My question is can someone help me understand what the question is asking. I understand the first sentence which says $T$ is the linear operator that produces the derivative. But I'm stuck on the second sentence that asks to show that each $\lambda$ in the positive integers is an eigenvalue of $T$ corresponding to the eigenvector $x^\lambda$.

Any help would be greatly appreciated.

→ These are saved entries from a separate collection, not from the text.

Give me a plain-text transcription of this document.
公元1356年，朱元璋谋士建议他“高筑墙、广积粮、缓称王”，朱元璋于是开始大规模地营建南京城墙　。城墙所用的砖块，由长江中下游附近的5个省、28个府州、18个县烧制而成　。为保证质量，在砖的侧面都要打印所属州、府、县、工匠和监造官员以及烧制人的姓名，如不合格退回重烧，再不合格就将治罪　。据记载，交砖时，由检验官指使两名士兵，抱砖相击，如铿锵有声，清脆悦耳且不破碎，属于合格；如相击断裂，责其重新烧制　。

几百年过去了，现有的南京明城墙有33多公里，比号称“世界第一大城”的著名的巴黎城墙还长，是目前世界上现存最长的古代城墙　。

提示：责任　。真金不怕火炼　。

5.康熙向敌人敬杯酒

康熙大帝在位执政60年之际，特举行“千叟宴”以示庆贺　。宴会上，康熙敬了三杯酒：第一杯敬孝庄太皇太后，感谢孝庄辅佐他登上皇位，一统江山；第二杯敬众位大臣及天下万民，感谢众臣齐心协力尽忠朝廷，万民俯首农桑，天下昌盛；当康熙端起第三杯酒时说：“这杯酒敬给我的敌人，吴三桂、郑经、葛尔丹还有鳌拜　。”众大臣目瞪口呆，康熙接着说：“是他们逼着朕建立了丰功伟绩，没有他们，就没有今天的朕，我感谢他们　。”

Thanks,

Answer 1

Assuming that $P(\Bbb R)$ is the ring of polynomials with real coefficients, also denoted by $\Bbb R[x]$, then the map

$T: P(\Bbb R) \to P(\Bbb R) \tag 1$

defined by

$T(p(x)) = xp'(x) = x \dfrac{dp(x)}{dx} \tag 2$

is not the derivative, but the derivative multiplied by $x$, so that if

$p(x) = \displaystyle \sum_0^n p_i x^i, \tag 3$

then

$T(p(x)) = x \displaystyle \sum_1^n i p_i x^{i - 1} = \sum_1^n ip_i x^i. \tag 4$

For $0 \le \lambda \in \Bbb Z$, we find

$T(x^\lambda) = x \lambda x^{\lambda - 1} = \lambda x^\lambda, \tag 5$

which shows that $\lambda$ is an eigenvalue of $T$ with corresponding eigenvector $x^\lambda$.

Note: In all honesty I should point out the mild abuse of notation in (5), since technically $d(x^0)/dx = 0$, not $x^{-1}$; but since $\lambda = 0$ in this case, the equation $T(x^0) = 0 x^0$ still works, since $x^0 = 1$ and $1' = 0$. It's a stretch, hopefully a forgivable one. End of Note.